Roam × Mojo GoGo: Amplifying every interaction with Roam's global network
Mojo GoGo is the engine, while Roam is the fuel that drives this engine across the globe. As a leader in the global open wireless network, Roam has over 3 million registered users and more than 10 million WiFi node networks. Through collaboration with Mojo GoGo, the model of real user interaction + AI agent promotion is deeply integrated into its ecosystem.

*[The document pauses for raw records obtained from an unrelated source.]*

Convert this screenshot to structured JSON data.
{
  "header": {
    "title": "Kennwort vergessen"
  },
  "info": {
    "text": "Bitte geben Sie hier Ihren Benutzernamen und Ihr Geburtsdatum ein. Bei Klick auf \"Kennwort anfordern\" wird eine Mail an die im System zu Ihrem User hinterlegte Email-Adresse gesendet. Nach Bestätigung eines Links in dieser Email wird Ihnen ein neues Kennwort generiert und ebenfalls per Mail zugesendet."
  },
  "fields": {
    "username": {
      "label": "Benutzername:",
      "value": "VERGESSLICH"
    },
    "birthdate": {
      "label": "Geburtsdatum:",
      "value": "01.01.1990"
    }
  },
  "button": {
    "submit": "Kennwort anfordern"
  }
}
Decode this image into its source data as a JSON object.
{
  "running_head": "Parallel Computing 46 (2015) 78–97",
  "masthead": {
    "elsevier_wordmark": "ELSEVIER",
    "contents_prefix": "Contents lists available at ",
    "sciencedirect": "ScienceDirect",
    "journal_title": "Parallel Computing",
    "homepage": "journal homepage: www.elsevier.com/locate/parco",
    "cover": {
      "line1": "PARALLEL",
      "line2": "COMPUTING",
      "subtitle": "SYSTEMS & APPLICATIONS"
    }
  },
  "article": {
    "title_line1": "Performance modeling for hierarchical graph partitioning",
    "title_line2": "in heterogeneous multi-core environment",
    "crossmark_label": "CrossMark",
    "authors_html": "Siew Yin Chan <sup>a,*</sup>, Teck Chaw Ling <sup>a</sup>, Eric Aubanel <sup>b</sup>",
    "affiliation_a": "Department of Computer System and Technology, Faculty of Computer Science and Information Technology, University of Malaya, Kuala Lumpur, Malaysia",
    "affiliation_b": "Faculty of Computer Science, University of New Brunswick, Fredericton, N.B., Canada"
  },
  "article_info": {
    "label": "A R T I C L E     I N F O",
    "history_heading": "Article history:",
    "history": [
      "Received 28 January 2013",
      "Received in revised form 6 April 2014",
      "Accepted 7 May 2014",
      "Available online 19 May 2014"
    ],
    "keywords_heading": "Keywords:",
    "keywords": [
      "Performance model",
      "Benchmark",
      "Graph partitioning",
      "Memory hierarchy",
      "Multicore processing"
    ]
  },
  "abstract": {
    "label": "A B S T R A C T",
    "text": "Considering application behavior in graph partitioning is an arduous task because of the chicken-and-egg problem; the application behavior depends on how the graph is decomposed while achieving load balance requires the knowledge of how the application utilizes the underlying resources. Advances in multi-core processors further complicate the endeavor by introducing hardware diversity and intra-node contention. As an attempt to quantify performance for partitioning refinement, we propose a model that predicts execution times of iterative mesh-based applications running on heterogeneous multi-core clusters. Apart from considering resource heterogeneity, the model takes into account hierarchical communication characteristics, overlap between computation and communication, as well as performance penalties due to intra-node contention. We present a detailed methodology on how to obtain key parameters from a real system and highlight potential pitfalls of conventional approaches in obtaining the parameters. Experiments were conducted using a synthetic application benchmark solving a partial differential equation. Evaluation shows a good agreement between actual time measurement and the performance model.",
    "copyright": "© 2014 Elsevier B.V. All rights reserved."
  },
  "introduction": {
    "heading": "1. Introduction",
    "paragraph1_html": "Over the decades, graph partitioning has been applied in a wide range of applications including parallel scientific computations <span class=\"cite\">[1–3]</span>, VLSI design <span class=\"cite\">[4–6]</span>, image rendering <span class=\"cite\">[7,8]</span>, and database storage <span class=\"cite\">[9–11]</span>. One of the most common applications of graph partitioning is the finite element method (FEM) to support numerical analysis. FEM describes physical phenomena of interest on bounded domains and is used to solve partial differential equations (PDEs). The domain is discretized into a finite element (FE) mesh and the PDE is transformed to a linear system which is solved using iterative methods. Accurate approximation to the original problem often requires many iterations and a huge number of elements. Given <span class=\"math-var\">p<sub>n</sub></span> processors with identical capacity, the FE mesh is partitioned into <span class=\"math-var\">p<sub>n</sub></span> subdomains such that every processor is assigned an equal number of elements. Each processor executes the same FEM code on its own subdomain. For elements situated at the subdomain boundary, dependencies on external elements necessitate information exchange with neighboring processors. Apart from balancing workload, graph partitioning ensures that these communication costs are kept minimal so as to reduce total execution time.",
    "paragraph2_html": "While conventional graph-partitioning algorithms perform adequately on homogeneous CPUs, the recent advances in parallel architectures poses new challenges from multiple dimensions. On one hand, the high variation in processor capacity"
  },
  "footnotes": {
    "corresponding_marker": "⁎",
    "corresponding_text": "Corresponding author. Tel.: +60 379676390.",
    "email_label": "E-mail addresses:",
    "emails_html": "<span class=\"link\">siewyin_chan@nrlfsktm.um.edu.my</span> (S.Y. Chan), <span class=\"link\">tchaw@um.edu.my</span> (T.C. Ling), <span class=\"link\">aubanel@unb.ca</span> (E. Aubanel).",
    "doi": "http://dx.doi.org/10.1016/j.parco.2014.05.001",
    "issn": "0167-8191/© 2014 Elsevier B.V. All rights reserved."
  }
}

When users complete social tasks, they not only help Roam expand brand influence but also accumulate various rewards such as Roam Points, Mojo GoGo Points, and future token rights. This is just the beginning; Mojo GoGo, as one of the collaborative projects of Roam Discovery Phase 1, will continuously expand the promotional matrix, teaming up with more quality projects to bring users more opportunities and incentives. Roam community users will also have priority access to multiple incentives, including Mojo GoGo and other collaborative project token rights, making every interaction more valuable.
With Roam's vast global network, these interactions not only amplify brand voice but also create a continuous stream of benefits for users. Roam transforms user participation into visible returns, making every user a key force in the growth of the ecosystem.